Why Imported Fruits Are More Expensive

Those exotic fruits like blueberries, dragon fruit and kiwi that are lined up on the grocery shelves make you giddy and make you want to put them in your cart? It’s all right! Healthy life and clean eating are the reasons we do it. 

Is it true, though, that you’re gaining anything from these exotic treats? Yes, you are, but not to the extent that you think you are. As much as eating exotic fruits isn’t harmful, it’s still important to eat local products as well. Local fruits and vegetables provide our bodies with more vitamins, minerals, and antioxidants than imported ones. Thus, people are more interested in the availability of imported fruits online in Malaysia.

Our immune system is in accordance with many factors: climate and nutritional requirements for fighting environmental viruses and germs, as well as racial and cultural requirements. When we consistently consume exotic food, our bodies may not detect the antioxidants and vitamins we ingest, but we will still reap some of their benefits.

The prices of imported fruits in South Korea are greater than in any other country, according to a consumer advocacy group.
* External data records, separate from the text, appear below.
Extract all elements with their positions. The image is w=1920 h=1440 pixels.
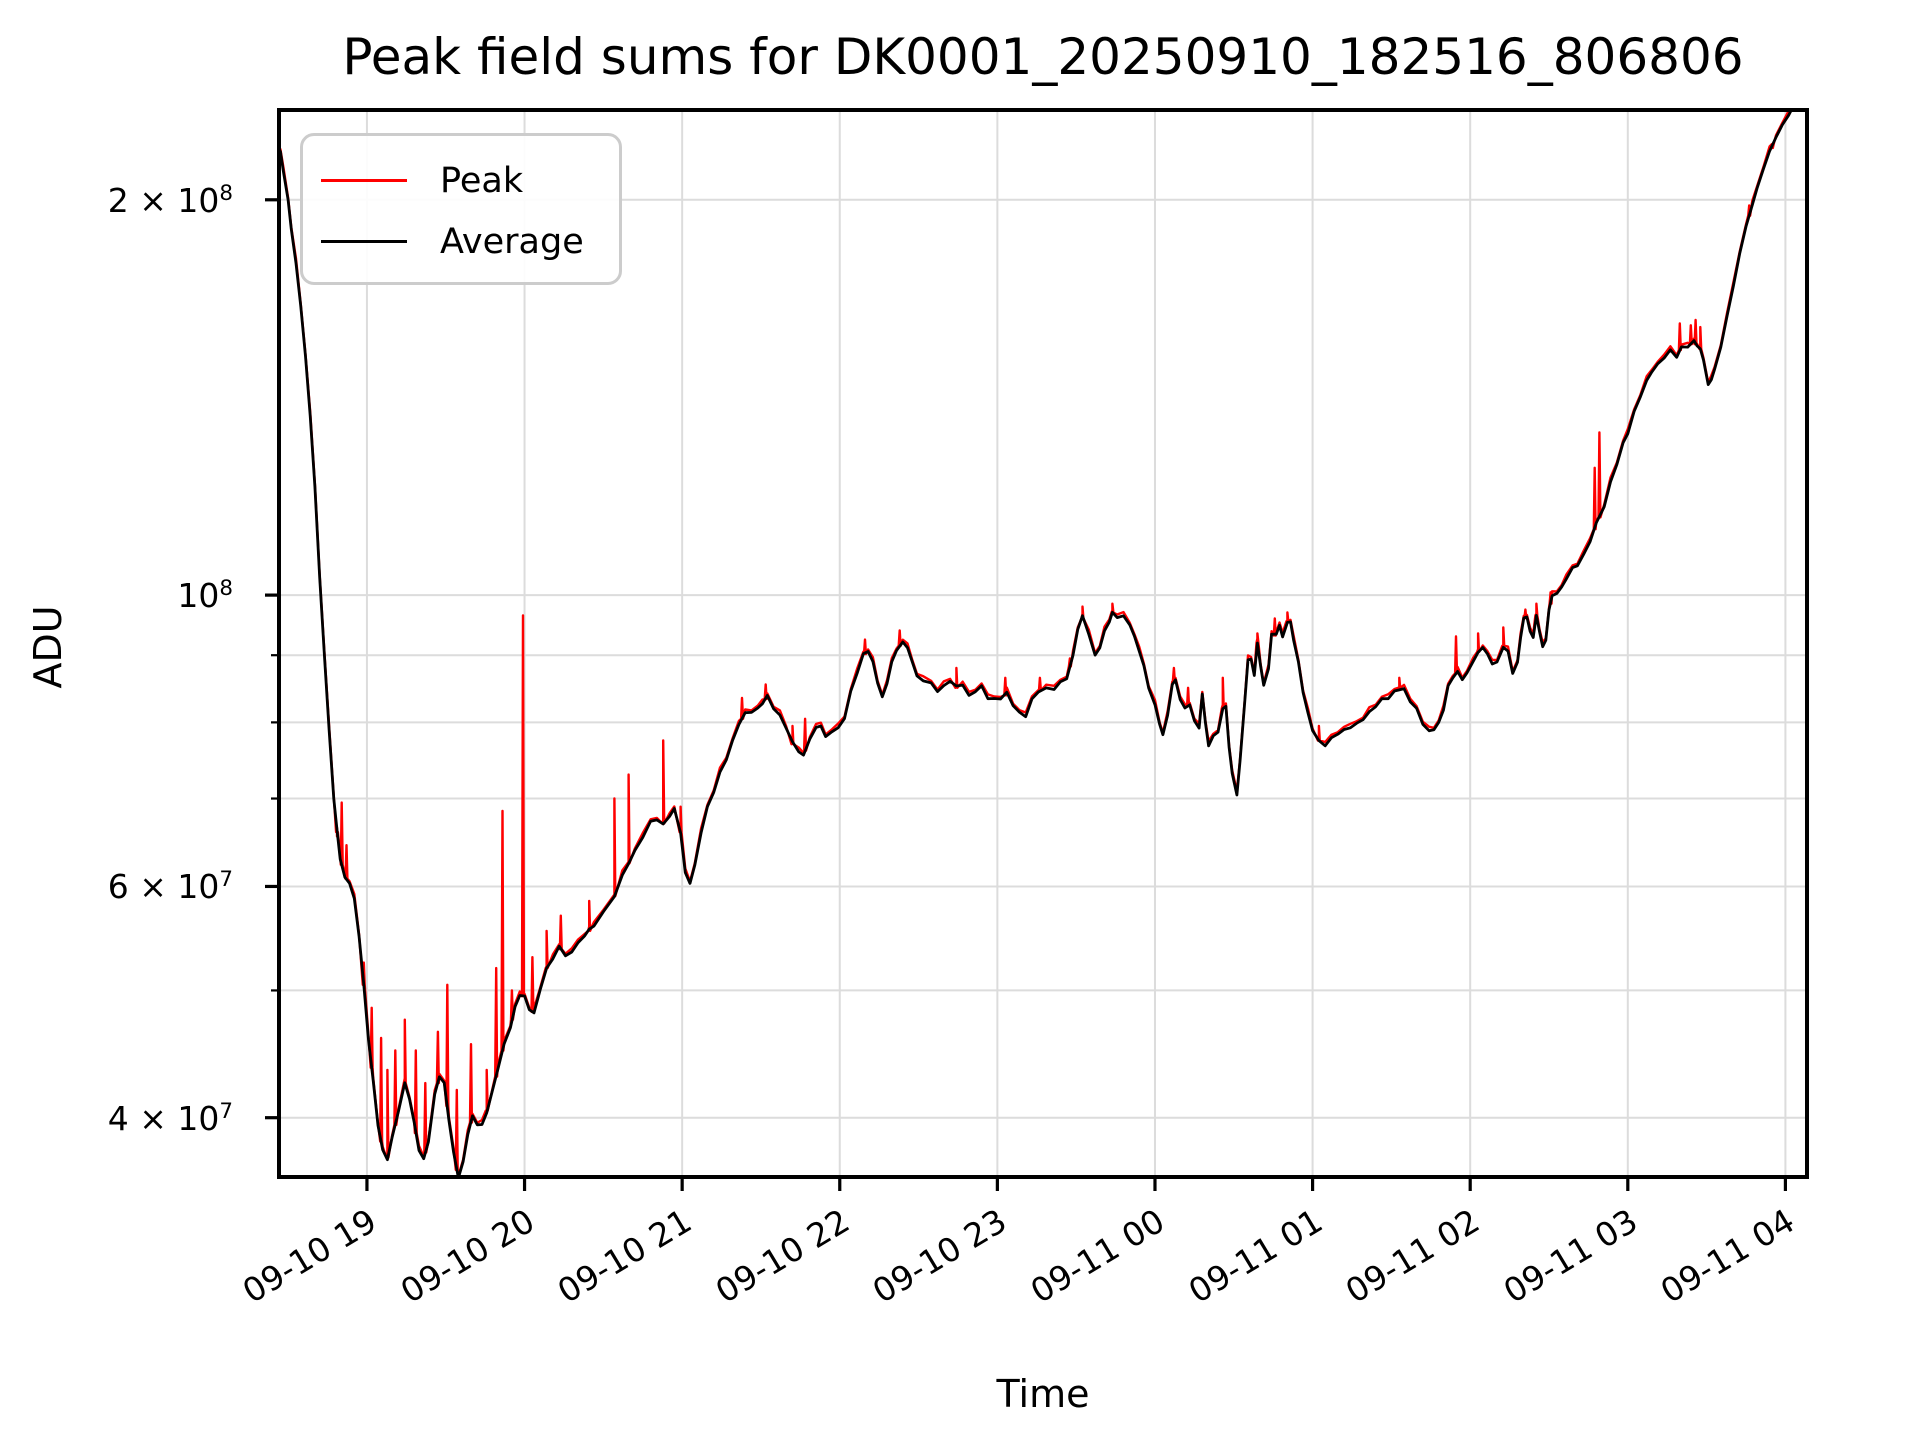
legend-label: Average <box>440 221 584 262</box>
gridlines <box>279 110 1807 1177</box>
y-tick-label: 2 × 108 <box>107 180 233 220</box>
y-tick-label: 4 × 107 <box>107 1098 233 1138</box>
y-tick-label: 6 × 107 <box>107 867 233 907</box>
legend: Peak Average <box>300 133 622 285</box>
legend-label: Peak <box>440 160 524 201</box>
x-axis-label: Time <box>996 1372 1090 1416</box>
legend-swatch-average <box>321 240 407 243</box>
average-line <box>279 110 1793 1177</box>
chart-title: Peak field sums for DK0001_20250910_1825… <box>342 28 1744 86</box>
legend-item-average: Average <box>321 211 619 272</box>
y-tick-label: 108 <box>177 576 233 616</box>
axis-ticks <box>265 198 1788 1191</box>
legend-item-peak: Peak <box>321 150 619 211</box>
plot-frame <box>277 108 1809 1179</box>
legend-swatch-peak <box>321 179 407 182</box>
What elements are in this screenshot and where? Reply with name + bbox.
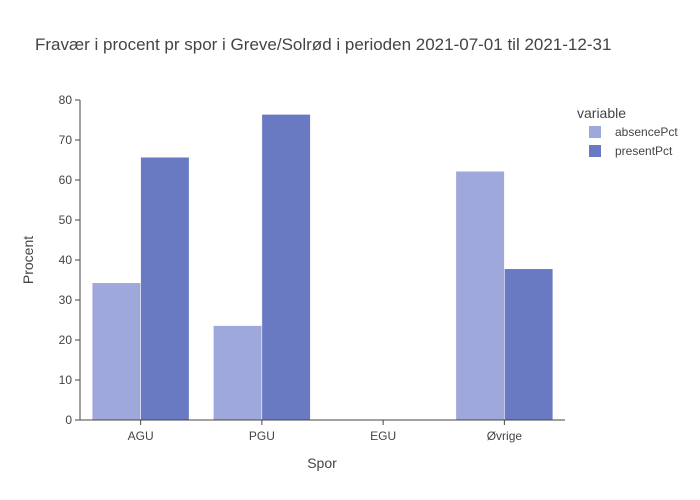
legend-swatch xyxy=(589,126,601,138)
y-tick-label: 0 xyxy=(65,413,72,427)
x-tick-label: EGU xyxy=(370,429,396,443)
y-axis-title: Procent xyxy=(20,236,36,284)
bar-presentPct-1 xyxy=(261,114,311,421)
x-tick-label: AGU xyxy=(128,429,154,443)
bar-absencePct-1 xyxy=(213,325,263,421)
y-tick-label: 80 xyxy=(59,93,73,107)
y-tick-label: 60 xyxy=(59,173,73,187)
y-tick-label: 70 xyxy=(59,133,73,147)
y-tick-label: 30 xyxy=(59,293,73,307)
y-axis-ticks: 0 10 20 30 40 50 60 70 80 xyxy=(59,93,80,427)
legend-label: absencePct xyxy=(615,125,678,139)
y-tick-label: 40 xyxy=(59,253,73,267)
bar-absencePct-3 xyxy=(455,170,505,421)
x-axis-title: Spor xyxy=(307,455,337,471)
bars xyxy=(91,114,554,421)
y-tick-label: 50 xyxy=(59,213,73,227)
y-tick-label: 10 xyxy=(59,373,73,387)
bar-presentPct-3 xyxy=(504,268,554,421)
bar-presentPct-0 xyxy=(140,156,190,421)
legend-title: variable xyxy=(577,105,626,121)
bar-absencePct-0 xyxy=(91,282,141,421)
y-tick-label: 20 xyxy=(59,333,73,347)
x-axis-ticks: AGU PGU EGU Øvrige xyxy=(128,420,523,443)
legend-swatch xyxy=(589,145,601,157)
x-tick-label: Øvrige xyxy=(487,429,523,443)
legend: variable absencePct presentPct xyxy=(577,105,678,158)
legend-label: presentPct xyxy=(615,144,673,158)
x-tick-label: PGU xyxy=(249,429,275,443)
chart-title: Fravær i procent pr spor i Greve/Solrød … xyxy=(35,35,611,54)
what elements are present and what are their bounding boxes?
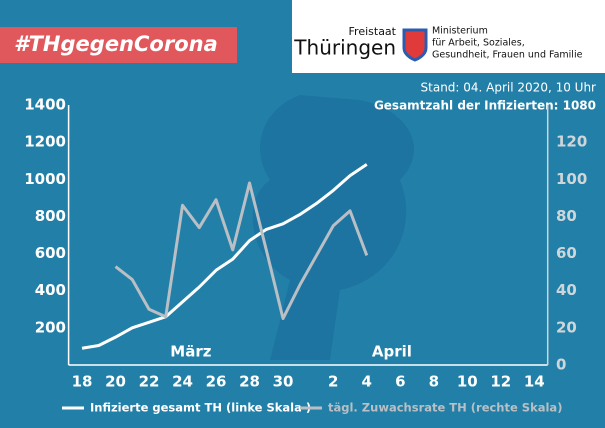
ministry-line: Ministerium [432,26,488,37]
y-tick-label: 200 [35,318,66,336]
x-tick-label: 6 [395,373,405,391]
state: Thüringen [293,36,396,60]
x-tick-label: 24 [172,373,193,391]
x-tick-label: 12 [490,373,511,391]
y-tick-label: 600 [35,244,66,262]
y2-tick-label: 40 [556,281,577,299]
y2-tick-label: 0 [556,356,566,374]
data-line [81,163,368,350]
y-tick-label: 800 [35,207,66,225]
x-tick-label: 2 [328,373,338,391]
logo-box [292,0,605,73]
x-tick-label: 8 [429,373,439,391]
month-label: März [170,343,211,361]
hashtag-banner [0,27,237,63]
state-small: Freistaat [349,25,397,38]
month-label: April [372,343,412,361]
x-tick-label: 22 [139,373,160,391]
y2-tick-label: 80 [556,207,577,225]
y2-tick-label: 20 [556,318,577,336]
data-line [114,181,369,321]
annotation: Gesamtzahl der Infizierten: 1080 [374,99,596,113]
y-tick-label: 400 [35,281,66,299]
legend-label: tägl. Zuwachsrate TH (rechte Skala) [328,401,562,415]
x-tick-label: 30 [273,373,294,391]
x-tick-label: 28 [239,373,260,391]
x-tick-label: 18 [72,373,93,391]
subtitle: Stand: 04. April 2020, 10 Uhr [421,81,597,95]
x-tick-label: 4 [362,373,372,391]
legend-label: Infizierte gesamt TH (linke Skala ) [90,401,311,415]
y-tick-label: 1000 [24,170,66,188]
x-tick-label: 10 [457,373,478,391]
x-tick-label: 14 [524,373,545,391]
ministry-line: für Arbeit, Soziales, [432,38,525,49]
hashtag: #THgegenCorona [14,32,218,56]
y-tick-label: 1200 [24,133,66,151]
y2-tick-label: 100 [556,170,587,188]
x-tick-label: 26 [206,373,227,391]
coat-of-arms [402,28,428,62]
y2-tick-label: 60 [556,244,577,262]
x-tick-label: 20 [105,373,126,391]
y2-tick-label: 120 [556,133,587,151]
ministry-line: Gesundheit, Frauen und Familie [432,50,583,61]
y-tick-label: 1400 [24,96,66,114]
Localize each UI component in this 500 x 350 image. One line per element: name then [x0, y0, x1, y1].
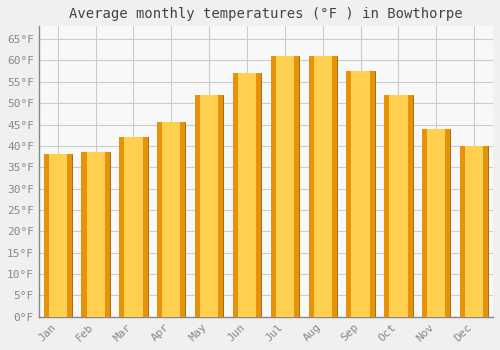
Bar [446, 129, 450, 317]
Bar [233, 73, 261, 317]
Bar [332, 56, 337, 317]
Bar [157, 122, 162, 317]
Bar [352, 71, 370, 317]
Bar [408, 94, 412, 317]
Bar [256, 73, 261, 317]
Bar [238, 73, 256, 317]
Bar [104, 152, 110, 317]
Bar [460, 146, 488, 317]
Bar [180, 122, 186, 317]
Bar [276, 56, 294, 317]
Bar [200, 94, 218, 317]
Bar [195, 94, 224, 317]
Bar [86, 152, 104, 317]
Bar [390, 94, 407, 317]
Bar [44, 154, 49, 317]
Bar [422, 129, 427, 317]
Bar [82, 152, 86, 317]
Bar [195, 94, 200, 317]
Bar [465, 146, 483, 317]
Bar [370, 71, 375, 317]
Bar [233, 73, 238, 317]
Bar [218, 94, 224, 317]
Bar [157, 122, 186, 317]
Bar [384, 94, 412, 317]
Bar [346, 71, 375, 317]
Bar [294, 56, 299, 317]
Bar [270, 56, 299, 317]
Bar [422, 129, 450, 317]
Bar [162, 122, 180, 317]
Bar [124, 137, 142, 317]
Bar [270, 56, 276, 317]
Bar [119, 137, 148, 317]
Bar [308, 56, 337, 317]
Bar [427, 129, 446, 317]
Bar [44, 154, 72, 317]
Bar [483, 146, 488, 317]
Bar [460, 146, 465, 317]
Bar [48, 154, 67, 317]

Nine imported items, including fruits and animal products, were more expensive in South Korea than any other country, according to the group’s analysis of 25 imported items from 10 major countries.

They were more than 1.5 times more expensive at home than in the 10 most populous countries. Eight of the 10 countries had the highest or second highest domestic pricing for imported fruits in all eight categories. Malaysia intends to accelerate the growth of its tropical fruit exports to become a top tropical fruit producer by increasing the value of those exports.

There is a significant deal of opportunity for exporting Malaysian fruits such as durian, jackfruit, papaya, watermelon, banana, mangosteen and rambutan to countries such as China Taiwan Korea Singapore, Australia Middle East, and Europe.

The department had concentrated on increasing production of durian, jackfruit, papaya, and watermelon to suit export needs. Also, the entire supply chain needs to work together to expedite the development of the country’s fresh produce market, according to the report. Both farmers and private agricultural firms profit from working together with agriculture department key partners during the production stage.

Increasing productivity or generating volume would help secure the market and enhance the income of entrepreneurs and the national economy.

Within the fruit and vegetable supply chain, the COVID-19 pandemic has a wide range of ramifications. However, additional costs and impediments must be dealt with in order to ensure that the supply at the points of sale remains stable. Among the reasons for these extra expenditures are the inefficiency of orchards and packinghouses, as well as increased logistical costs due to trucks returning empty to their base, as well as additional safety procedures and delays. In addition, there are market pressures and product losses to contend with. Growers and merchants are being put under more strain as a result of these greater expenditures, which are not being offset by higher sales returns.